The opportunity to meet with these two amazing personalities in the flesh solidified their fun presence with easy-going confidence, and both shared many titbits about the Netflix show.
To say it was gruelling could be an understatement. The US$22 million that backed the production of the program meant that each participant had to be very carefully selected and prepared to undergo 10 to 16-hour day shoots over a course of over two months, and no excuse could be given for poor conduct.
The competition truly demanded the best of the best, and the Australian pair even found themselves in the elimination round twice. With a record of five wins and two ‘safe’ rankings in the 10-episode run however, Best and Osborn emerged as runners-up by team category, and the final episode of a surprise individual free-range competition proved that they still have so much to offer.
Among the nine dishes Best and Osborn created together during the show, their Thanksgiving Turkey Burger that won the American national food episode by a landslide was made the feature of The Final Table Experience aboard the Genting Dream. Held at the Lobby on Deck 6, the chefs expertly and humorously recreated the process of putting together an entire Thanksgiving menu into a singular patty. It’s worth mentioning that this feature was also their first public reuniting to cook together since The Final Table wrapped.
In addition to the cooking demonstration and enrichment talk, the duo also headed an exclusive group dinner, where a 6-course collaborative menu showcasing their unique cooking styles truly treated me to a whole new perspective on fine dining.
Cruising the South China Sea
The 5N 6D cruise round trip from Singapore to the coastal town of Nha Trang and capital Ho Chi Minh City of Vietnam was smooth, with full days of high-sea sailing on undisturbed waters and bright sunshine. Occupying time aboard a vessel such as the Dream Cruise was amusing, as the many on-board entertainment avenues such as outdoor water slides and elevated obstacle courses made for exciting afternoons.

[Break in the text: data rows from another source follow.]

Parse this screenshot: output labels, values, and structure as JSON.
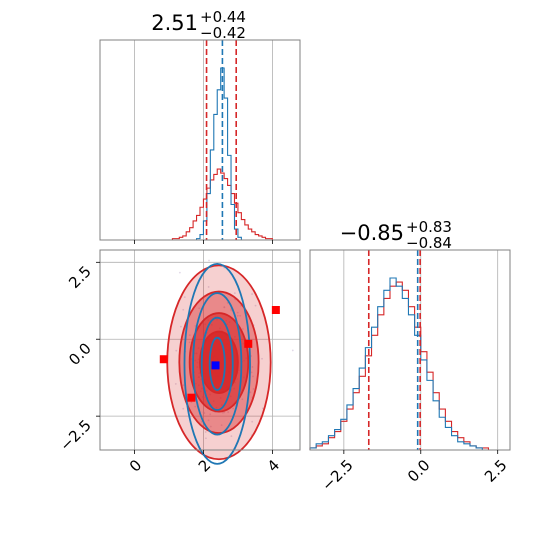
{
  "chart_data": {
    "type": "corner",
    "colors": {
      "red": "#d62728",
      "blue": "#1f77b4",
      "marker_red": "#ff0000",
      "marker_blue": "#0000ff"
    },
    "params": [
      {
        "title_main": "2.51",
        "title_plus": "+0.44",
        "title_minus": "−0.42",
        "median": 2.51,
        "lower": 2.09,
        "upper": 2.95,
        "truth": 2.55,
        "xlim": [
          -1.0,
          4.8
        ]
      },
      {
        "title_main": "−0.85",
        "title_plus": "+0.83",
        "title_minus": "−0.84",
        "median": -0.85,
        "lower": -1.69,
        "upper": -0.02,
        "truth": -0.1,
        "xlim": [
          -3.6,
          2.9
        ]
      }
    ],
    "ticks": {
      "x0": [
        0,
        2,
        4
      ],
      "x0_labels": [
        "0",
        "2",
        "4"
      ],
      "x1": [
        -2.5,
        0.0,
        2.5
      ],
      "x1_labels": [
        "−2.5",
        "0.0",
        "2.5"
      ],
      "y_scatter": [
        2.5,
        0.0,
        -2.5
      ],
      "y_scatter_labels": [
        "2.5",
        "0.0",
        "−2.5"
      ]
    },
    "scatter_ylim": [
      -3.6,
      2.9
    ],
    "hist_param0": {
      "bins": [
        1.0,
        1.1,
        1.2,
        1.3,
        1.4,
        1.5,
        1.6,
        1.7,
        1.8,
        1.9,
        2.0,
        2.1,
        2.2,
        2.3,
        2.4,
        2.5,
        2.6,
        2.7,
        2.8,
        2.9,
        3.0,
        3.1,
        3.2,
        3.3,
        3.4,
        3.5,
        3.6,
        3.7,
        3.8,
        3.9,
        4.0,
        4.1
      ],
      "red": [
        0,
        1,
        1,
        2,
        3,
        6,
        9,
        14,
        18,
        24,
        30,
        38,
        44,
        48,
        52,
        49,
        45,
        40,
        34,
        27,
        20,
        15,
        11,
        8,
        6,
        4,
        3,
        2,
        1,
        1,
        0
      ],
      "blue": [
        0,
        0,
        0,
        0,
        0,
        0,
        0,
        0,
        1,
        4,
        14,
        34,
        66,
        92,
        110,
        126,
        104,
        62,
        26,
        8,
        2,
        0,
        0,
        0,
        0,
        0,
        0,
        0,
        0,
        0,
        0
      ]
    },
    "hist_param1": {
      "bins": [
        -3.6,
        -3.4,
        -3.2,
        -3.0,
        -2.8,
        -2.6,
        -2.4,
        -2.2,
        -2.0,
        -1.8,
        -1.6,
        -1.4,
        -1.2,
        -1.0,
        -0.8,
        -0.6,
        -0.4,
        -0.2,
        0.0,
        0.2,
        0.4,
        0.6,
        0.8,
        1.0,
        1.2,
        1.4,
        1.6,
        1.8,
        2.0,
        2.2,
        2.4,
        2.6,
        2.8
      ],
      "red": [
        1,
        2,
        3,
        6,
        9,
        14,
        20,
        28,
        36,
        46,
        56,
        66,
        74,
        80,
        82,
        78,
        70,
        60,
        48,
        38,
        28,
        20,
        14,
        9,
        6,
        4,
        2,
        1,
        1,
        0,
        0,
        0
      ],
      "blue": [
        1,
        3,
        4,
        7,
        10,
        15,
        22,
        30,
        40,
        50,
        60,
        70,
        78,
        84,
        80,
        74,
        66,
        56,
        44,
        34,
        24,
        16,
        11,
        7,
        4,
        3,
        2,
        1,
        0,
        0,
        0,
        0
      ]
    },
    "scatter_markers": {
      "red": [
        [
          0.85,
          -0.65
        ],
        [
          1.65,
          -1.9
        ],
        [
          3.3,
          -0.15
        ],
        [
          4.1,
          0.95
        ]
      ],
      "blue": [
        [
          2.35,
          -0.85
        ]
      ]
    },
    "contours": {
      "red": {
        "cx": 2.45,
        "cy": -0.75,
        "levels": [
          [
            1.5,
            3.15
          ],
          [
            1.15,
            2.3
          ],
          [
            0.85,
            1.6
          ],
          [
            0.55,
            1.0
          ]
        ]
      },
      "blue": {
        "cx": 2.4,
        "cy": -0.8,
        "levels": [
          [
            0.95,
            3.25
          ],
          [
            0.7,
            2.3
          ],
          [
            0.45,
            1.5
          ],
          [
            0.22,
            0.85
          ]
        ]
      }
    }
  }
}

I even got to zip line above the ocean right off the ship’s extended rope course platforms!
For the people who wish to continue their daily exercise, an outdoor jogging path is neatly outlined around the open swimming pool deck, and a basketball court, ping pong tables, mini golf, rock-climbing wall and the beautiful boardwalk overlooking and connecting all the outdoor facilities is open for use. Be one of the guests who pay a little extra to stay in the Palace suites, and the Crystal Life Fitness gym is available for 24-hour use.
The shore excursions to the ports in Vietnam were well-tailored to showcase each area’s specialties. The antiquated city of Nha Trang brought us back to simple times, rich with history and community, while the tour of Ho Chi Minh centred on how Vietnam has grown so much as a developing nation ready to incorporate international trade.
While my experience with cruises are limited, the excellent hospitality provided by Genting Dream’s wonderful staff, fun-filled tours of Vietnam and once-in-a-lifetime experience of dining with and by Australia’s greatest culinary experts absolutely was an experience I am grateful to have had alongside a fun group of new friends.
As of time of publication, Chef Mark Best has gone on to the Explorer Dream to be closer to home, while Chef Shane Osborn has continued exploring the world. We at The Expat wish them all the best and hope to see them cook together again!